Audiences polled by CinemaScore gave the film an average grade of "A−" on an A+ to F scale.

==Stories with similar themes==
Sommersby is based on the French film The Return of Martin Guerre, which is based on the true story of Martin Guerre.

The same basic theme was used in a 1997 episode of The Simpsons, "The Principal and the Pauper," when it turns out that Principal Seymour Skinner is actually Armin Tamzarian (a delinquent orphan from New Orleans) who assumed the identity of Sergeant Seymour Skinner when the latter was missing and assumed dead. When the real Seymour Skinner returns home, the townspeople turn against him, discovering that for all of his faults, Armin Tamzarian is actually a better "Seymour Skinner" than the real one. The episode's working title was "Skinnersby", in reference to the film.

In the 1946 British war drama The Captive Heart, the protagonist, a Czechoslovak army captain (played by Michael Redgrave), assumes the identity of a dead British officer in hopes of avoiding being returned to Dachau concentration camp.

The 1957 film The Bridge on the River Kwai has a protagonist (played by William Holden) who has assumed the rank of his dead commanding officer in the hope of receiving better treatment as a prisoner of war.

In Libel (a 1935 play and 1959 film), Sir Mark Loddon is accused of being an imposter by Buckenham, with whom he was a POW during the war. They had shared quarters with Wellney, who had borne a resemblance to Loddon and at times pretended to be him. Buckenham alleges that Loddon is in fact Wellney impersonating the baronet. Loddon sues for libel, but his case is hampered by memory loss, so that his wife, and even Loddon himself, start to doubt his identity.

In Mad Men, Richard "Dick" Whitman goes to war in Korea and his commanding officer Lt. Donald "Don" Draper is killed in an artillery barrage. With his body charred beyond recognition, Whitman switches dog tags with Draper and assumes his identity. The widow of the real Don Draper, Anna Draper, hunts him down, believing Don has run out on her. Instead, she discovers the switch, becoming a very close friend of the fake Don Draper.

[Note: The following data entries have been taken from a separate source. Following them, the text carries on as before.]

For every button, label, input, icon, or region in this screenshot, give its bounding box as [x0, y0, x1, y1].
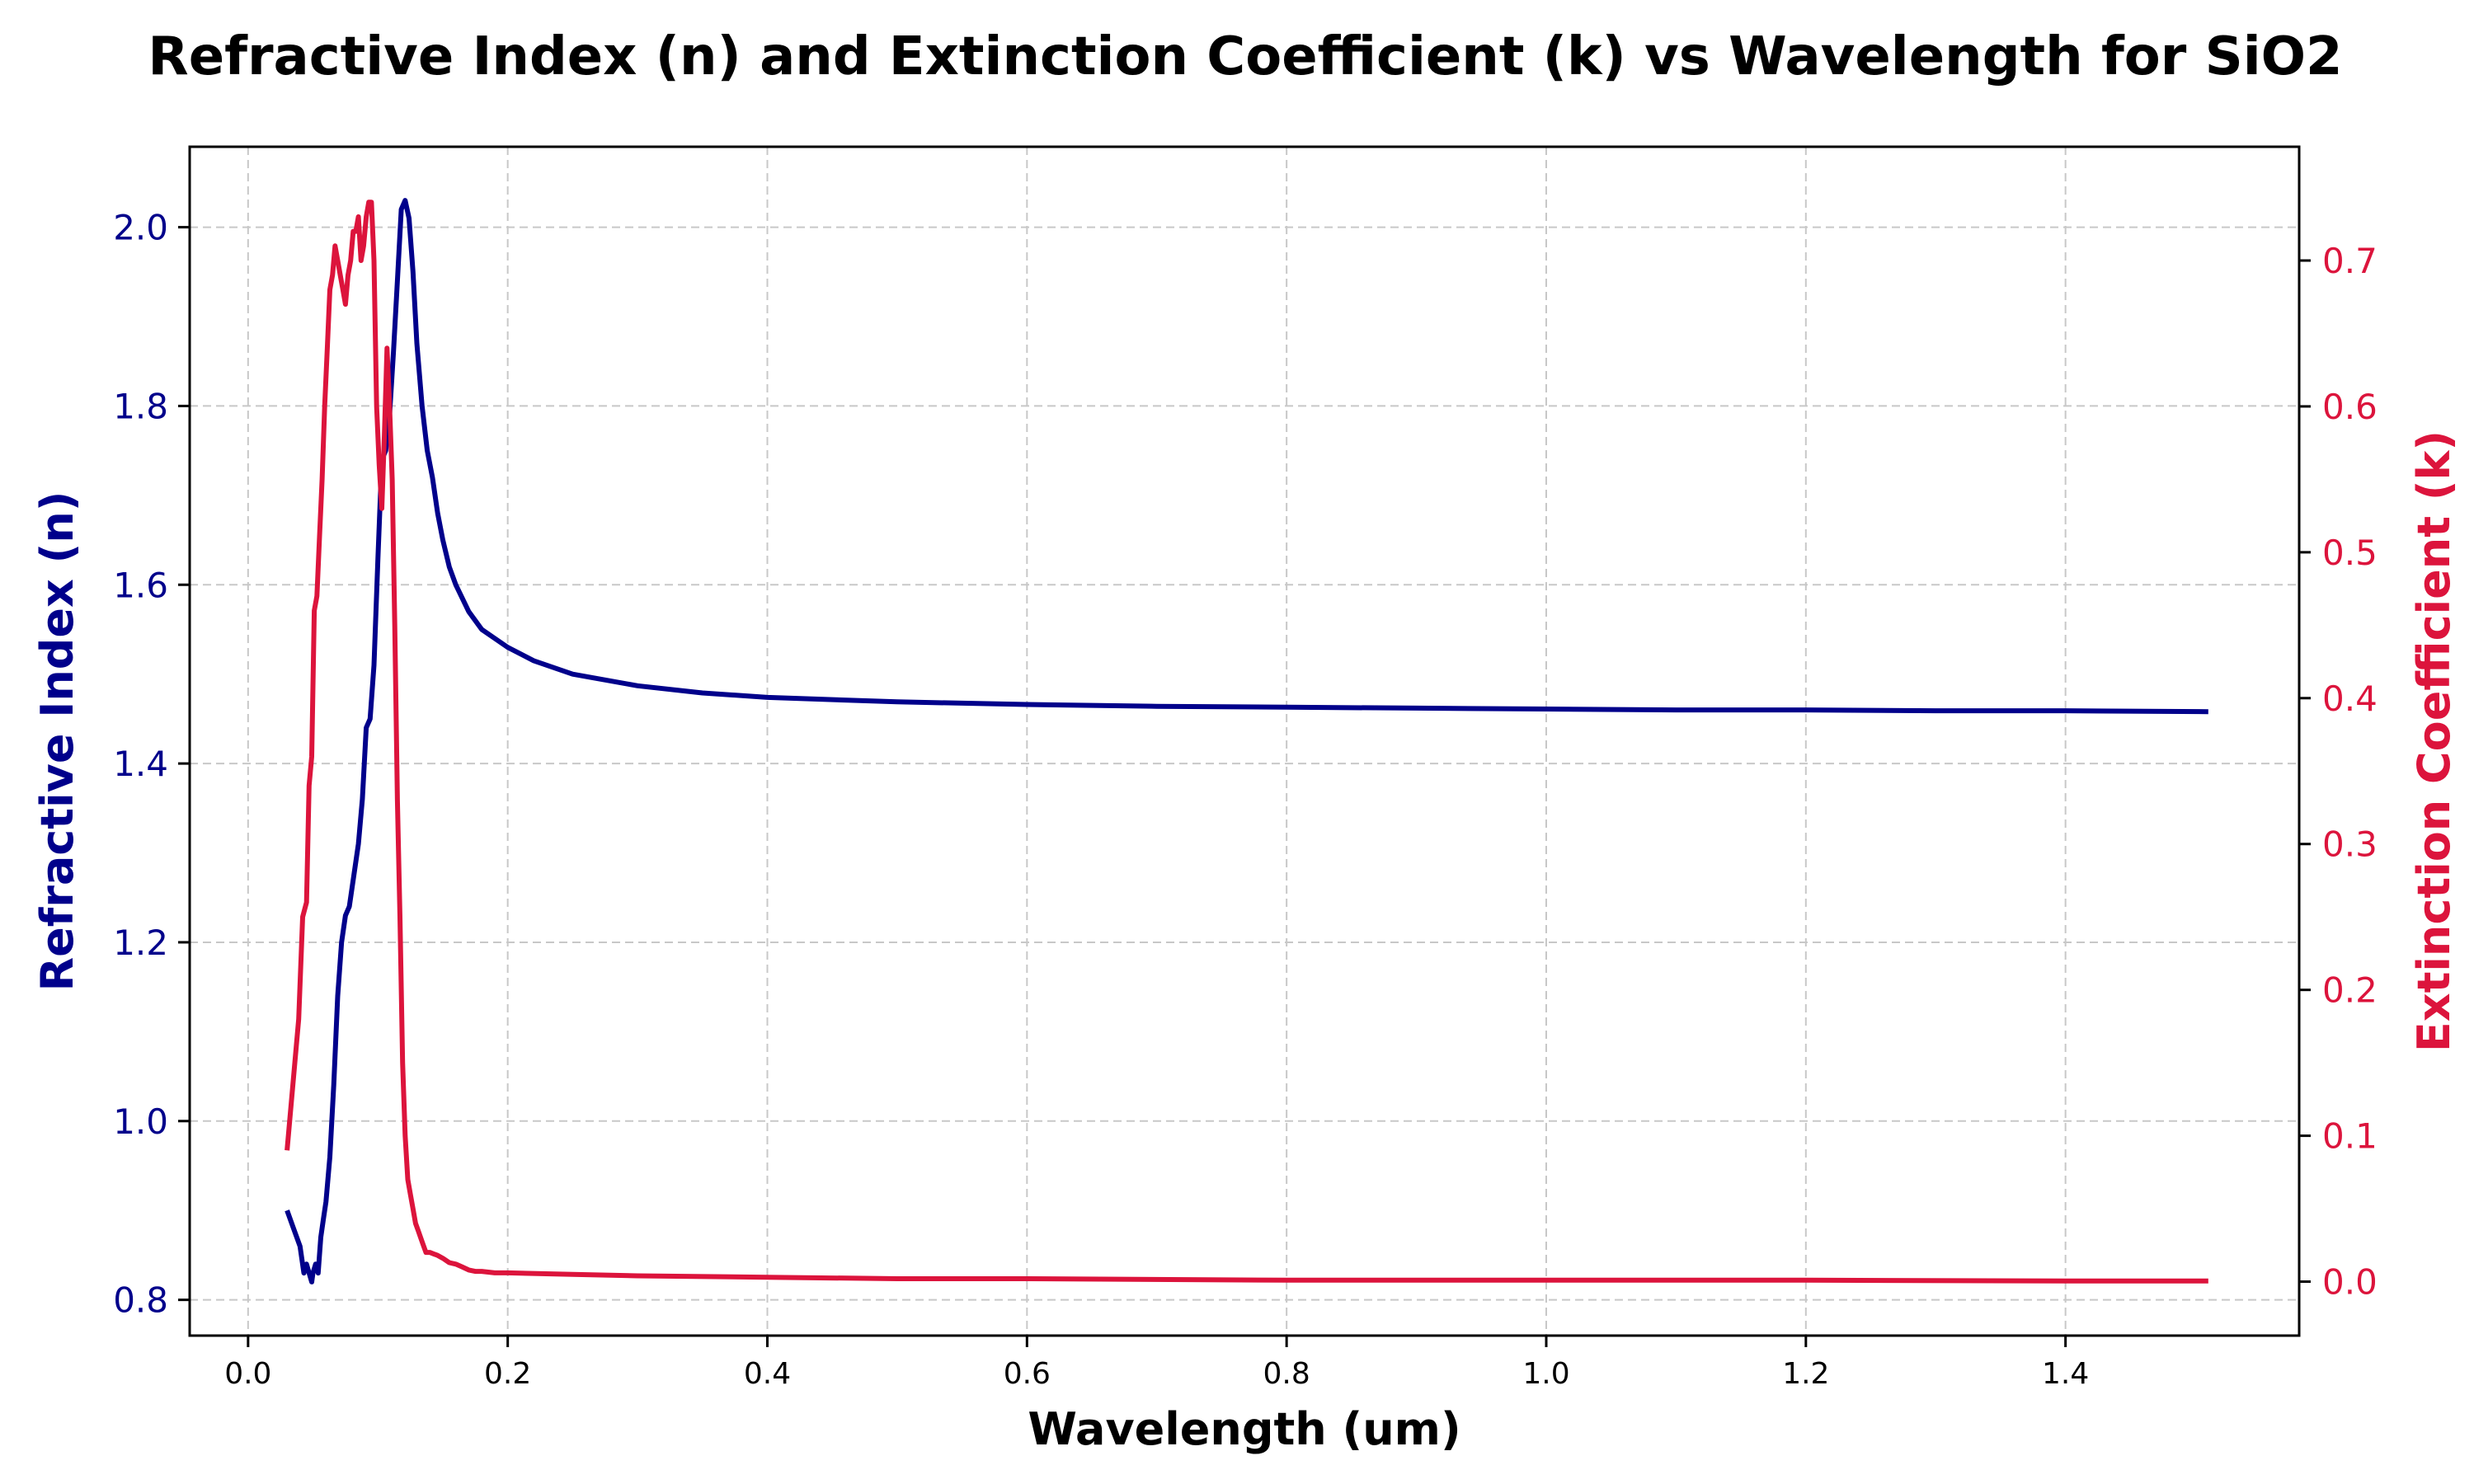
- y-left-tick-label: 1.6: [113, 565, 168, 605]
- y-left-axis-label: Refractive Index (n): [31, 491, 83, 992]
- y-right-tick-label: 0.1: [2322, 1116, 2378, 1157]
- y-left-axis-ticks: 0.8 1.0 1.2 1.4 1.6 1.8 2.0: [113, 208, 190, 1321]
- y-left-tick-label: 2.0: [113, 208, 168, 248]
- x-tick-label: 0.2: [484, 1357, 531, 1391]
- plot-frame: [188, 145, 2301, 1337]
- y-right-axis-ticks: 0.0 0.1 0.2 0.3 0.4 0.5 0.6 0.7: [2299, 241, 2378, 1303]
- y-left-tick-label: 1.2: [113, 923, 168, 963]
- series-line-k: [285, 200, 2208, 1284]
- y-left-tick-label: 1.4: [113, 744, 168, 784]
- series-line-n: [285, 198, 2208, 1284]
- y-left-tick-label: 1.0: [113, 1101, 168, 1142]
- grid-layer: [190, 147, 2299, 1336]
- y-right-tick-label: 0.0: [2322, 1262, 2378, 1303]
- chart-title: Refractive Index (n) and Extinction Coef…: [148, 26, 2342, 87]
- x-tick-label: 1.4: [2042, 1357, 2089, 1391]
- x-tick-label: 1.2: [1782, 1357, 1829, 1391]
- series-layer: [285, 198, 2208, 1284]
- y-left-tick-label: 0.8: [113, 1280, 168, 1321]
- y-right-tick-label: 0.6: [2322, 387, 2378, 427]
- x-tick-label: 0.6: [1004, 1357, 1051, 1391]
- x-axis-ticks: 0.0 0.2 0.4 0.6 0.8 1.0 1.2 1.4: [224, 1336, 2089, 1391]
- y-right-tick-label: 0.4: [2322, 679, 2378, 719]
- y-right-tick-label: 0.5: [2322, 533, 2378, 573]
- x-tick-label: 0.4: [744, 1357, 791, 1391]
- y-left-tick-label: 1.8: [113, 386, 168, 426]
- x-tick-label: 1.0: [1522, 1357, 1569, 1391]
- x-axis-label: Wavelength (um): [1028, 1403, 1460, 1455]
- y-right-tick-label: 0.3: [2322, 824, 2378, 865]
- x-tick-label: 0.0: [224, 1357, 271, 1391]
- y-right-tick-label: 0.7: [2322, 241, 2378, 281]
- x-tick-label: 0.8: [1263, 1357, 1310, 1391]
- y-right-axis-label: Extinction Coefficient (k): [2408, 430, 2460, 1052]
- y-right-tick-label: 0.2: [2322, 970, 2378, 1011]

In the final minutes of the Family Guy episode "Thanksgiving", another man claiming to be the real Kevin Swanson bursts in the door, claiming the other Kevin (who returned from the war after having been declared dead) is an impostor.

In season 2 episode 6 of Downton Abbey, a soldier returns from war to convalesce at Downton Abbey, which has been turned into a nursing home for wounded officers; the soldier reveals that he is actually Patrick Crawley, the heir to Downton, who was believed to have died on the Titanic. The soldier claims to have been saved from drowning, but to have suffered from amnesia until the war. He tries to start a romance with Edith, who had formerly been in love with Patrick, but the family discovers that he may be an imposter, someone who had worked with Patrick and known him well. He leaves before his identity can be established.

In the 1955 short story "Human Is" by Philip K. Dick, a wife is in a loveless marriage with a scientist. When he returns from a mission he is uncharacteristically kind to her. He is later arrested under the assumption that he is truly an imposter. The story was adapted in the science fiction anthology series Electric Dreams.